A lot of this comes down to how the DPO role has been understood historically. At Leeds, it wasn’t well defined or promoted, especially during the 2018 GDPR introduction. Instead of being seen as a helpful partner, the DPO became a hurdle — something you must “get past” to do what you want. Rebecca would like to be able to spend more time in advocacy to help staff navigate the sometimes complex route through statutory regulation.


But as with many universities, being seen as a ‘gatekeeper’ rather than an ‘enabler’ is a tough change to make stick.FOI requests are a whole other challenge. Some areas of the university think they “own” the data and get to decide what’s released. Rebecca’s team has done a lot of outreach, but there’s still resistance.


Even a simple publication scheme, putting common information online so FOIs don’t need a response, has been surprisingly hard to get off the ground. Some concerns are valid, but a lot of it is just “it’s the way we’ve always done it” which doesn’t, in our view, constitute a valid reason to continue to do so!


Training is another sticking point. Everyone does the same mandatory information governance module, whether they’re a researcher handling human tissue or someone working in catering. Rebecca would love modular training tailored to roles, but writing it takes time they don’t currently have.

And then there’s the issue of simply knowing where data lives. Right now, the team relies on a “painfully cobbled together spreadsheet” curated by helpful staff. These are not systemised or even always recorded as coherent data sets because much of the knowledge lives in peoples heads.  So if someone leaves, the knowledge goes with them. A proper university‑wide data catalogue would make a huge difference.

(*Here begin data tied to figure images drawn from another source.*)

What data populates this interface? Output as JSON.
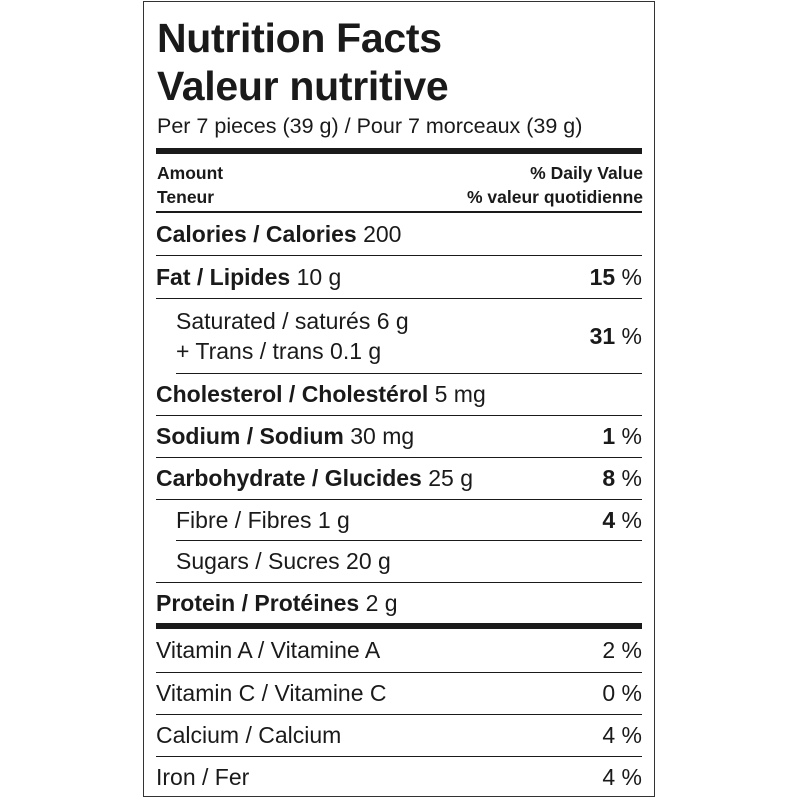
{
  "title_en": "Nutrition Facts",
  "title_fr": "Valeur nutritive",
  "serving": "Per 7 pieces (39 g) / Pour 7 morceaux (39 g)",
  "header": {
    "amount": "Amount",
    "teneur": "Teneur",
    "dv": "% Daily Value",
    "dv_fr": "% valeur quotidienne"
  },
  "rows": {
    "calories": {
      "label": "Calories / Calories",
      "amount": "200"
    },
    "fat": {
      "label": "Fat / Lipides",
      "amount": "10 g",
      "dv": "15",
      "unit": "%"
    },
    "saturated": {
      "label": "Saturated / saturés",
      "amount": "6 g",
      "label2": "+ Trans / trans",
      "amount2": "0.1 g",
      "dv": "31",
      "unit": "%"
    },
    "cholesterol": {
      "label": "Cholesterol / Cholestérol",
      "amount": "5 mg"
    },
    "sodium": {
      "label": "Sodium / Sodium",
      "amount": "30 mg",
      "dv": "1",
      "unit": "%"
    },
    "carbohydrate": {
      "label": "Carbohydrate / Glucides",
      "amount": "25 g",
      "dv": "8",
      "unit": "%"
    },
    "fibre": {
      "label": "Fibre / Fibres",
      "amount": "1 g",
      "dv": "4",
      "unit": "%"
    },
    "sugars": {
      "label": "Sugars / Sucres",
      "amount": "20 g"
    },
    "protein": {
      "label": "Protein / Protéines",
      "amount": "2 g"
    }
  },
  "vitamins": [
    {
      "label": "Vitamin A / Vitamine A",
      "dv": "2 %"
    },
    {
      "label": "Vitamin C / Vitamine C",
      "dv": "0 %"
    },
    {
      "label": "Calcium / Calcium",
      "dv": "4 %"
    },
    {
      "label": "Iron / Fer",
      "dv": "4 %"
    }
  ]
}
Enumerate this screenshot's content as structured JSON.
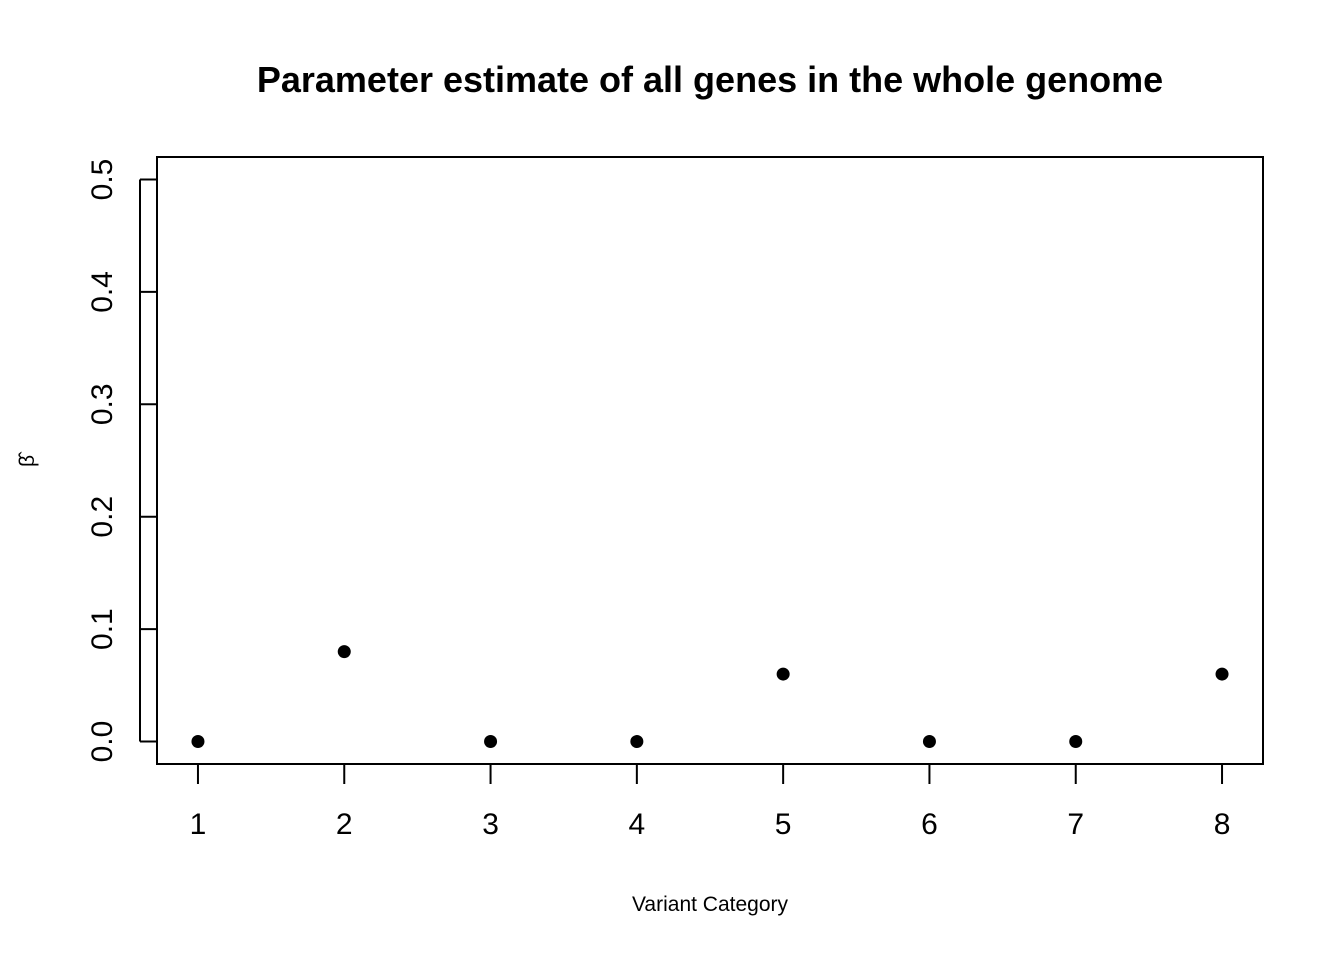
{
  "chart_data": {
    "type": "scatter",
    "title": "Parameter estimate of all genes in the whole genome",
    "xlabel": "Variant Category",
    "ylabel": "β̂",
    "x": [
      1,
      2,
      3,
      4,
      5,
      6,
      7,
      8
    ],
    "y": [
      0.0,
      0.08,
      0.0,
      0.0,
      0.06,
      0.0,
      0.0,
      0.06
    ],
    "x_ticks": [
      "1",
      "2",
      "3",
      "4",
      "5",
      "6",
      "7",
      "8"
    ],
    "y_ticks": [
      "0.0",
      "0.1",
      "0.2",
      "0.3",
      "0.4",
      "0.5"
    ],
    "xlim": [
      0.72,
      8.28
    ],
    "ylim": [
      -0.02,
      0.52
    ],
    "grid": false,
    "legend": "none",
    "marker_color": "#000000"
  }
}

Despite all this, Rebecca sees some progress especially as the IGF becomes something real rather than theoretical. The response to a joined up framework to manage data has been extremely encouraging.  Everyone knows there are problems, and now the IGF is seen as at least part of the solution. This, in itself, brings challenges but that’s a post for another day! Right now the goal is “to make the right thing, the easy thing” which is an incremental approach doing those things with staff and not to them.


It’s not going to be a short journey, but it’s definitely heading in the right direction.  Reflecting on this interview we see similarities with many other Data Tangle interviewees. Our assessment is regardless of the data role held, the issues appear to be consistent and pervasive. On the flip side, we see more of those staff who really ‘get data’ acting as advocates and unofficial data champions.  To scale this to a university wide capability, initiatives like the IGF are the only way we can see to provide embedded data assurance and compliance that is both supportive and risk managed.